Fuga XVIII a 4 voci, in G#-moll
In this installation, four “lizards” with bodies consisting of text move up the wall in a four-part fugue. Word by word, the lizards throw their sentences out on the wall, which is gradually filled with text, as long as the audience keeps the work in motion by tapping Morse code on the four signal keys that are the interface of the exhibition.
Olympia
Olympia is a mechatronic coloratura soprano equipped with a virtual voice and a virtuosity of movement. Her body consists of rusty machine parts, governed like a giant marionette by 16 motors connected to a computer in the ceiling. Apart from the guidance of the program code, Olympia’s dance is also governed by gravity and by the secondary movements that appear when her body swings along and the movements die away after quick pulls on her wires.
To create “Olympia” was a much more complicated task than I could predict, when we started to plan the project. The process was also much larger than in my earlier mechatronical dance works. Perhaps this was a stroke of luck, because if we had known about and been able to predict all the problems, it might have been hard to keep up the necessary enthusiasm for the idea.
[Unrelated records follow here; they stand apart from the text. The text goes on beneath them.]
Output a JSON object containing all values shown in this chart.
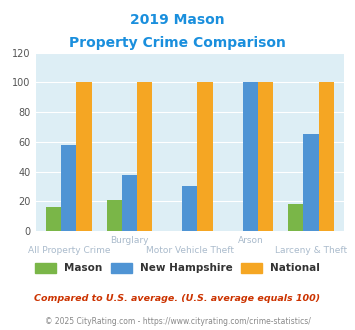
{
  "title_line1": "2019 Mason",
  "title_line2": "Property Crime Comparison",
  "x_labels_top": [
    "",
    "Burglary",
    "",
    "Arson",
    ""
  ],
  "x_labels_bottom": [
    "All Property Crime",
    "",
    "Motor Vehicle Theft",
    "",
    "Larceny & Theft"
  ],
  "mason_values": [
    16,
    21,
    0,
    0,
    18
  ],
  "nh_values": [
    58,
    38,
    30,
    100,
    65
  ],
  "national_values": [
    100,
    100,
    100,
    100,
    100
  ],
  "mason_color": "#7ab648",
  "nh_color": "#4f94d4",
  "national_color": "#f5a623",
  "bg_color": "#ddeef5",
  "ylim": [
    0,
    120
  ],
  "yticks": [
    0,
    20,
    40,
    60,
    80,
    100,
    120
  ],
  "legend_labels": [
    "Mason",
    "New Hampshire",
    "National"
  ],
  "footnote1": "Compared to U.S. average. (U.S. average equals 100)",
  "footnote2": "© 2025 CityRating.com - https://www.cityrating.com/crime-statistics/",
  "title_color": "#1a8fdd",
  "footnote1_color": "#cc3300",
  "footnote2_color": "#888888",
  "xlabel_color": "#aabbcc",
  "bar_width": 0.25
}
The fact that, each time we have found a solution to a difficult issue in the construction process, I feel that we have resolved the hardest problem, makes it possible for me to work on until every part is working and the whole artefact can start to live its own life. The first image of the work and the process always turns out to be a radical simplification of reality. In the realisation phase, a great amount of unpredictable tasks and decisions arise. The unawareness of future difficulties is the very nurture that gives me the energy to start a new choreographic research.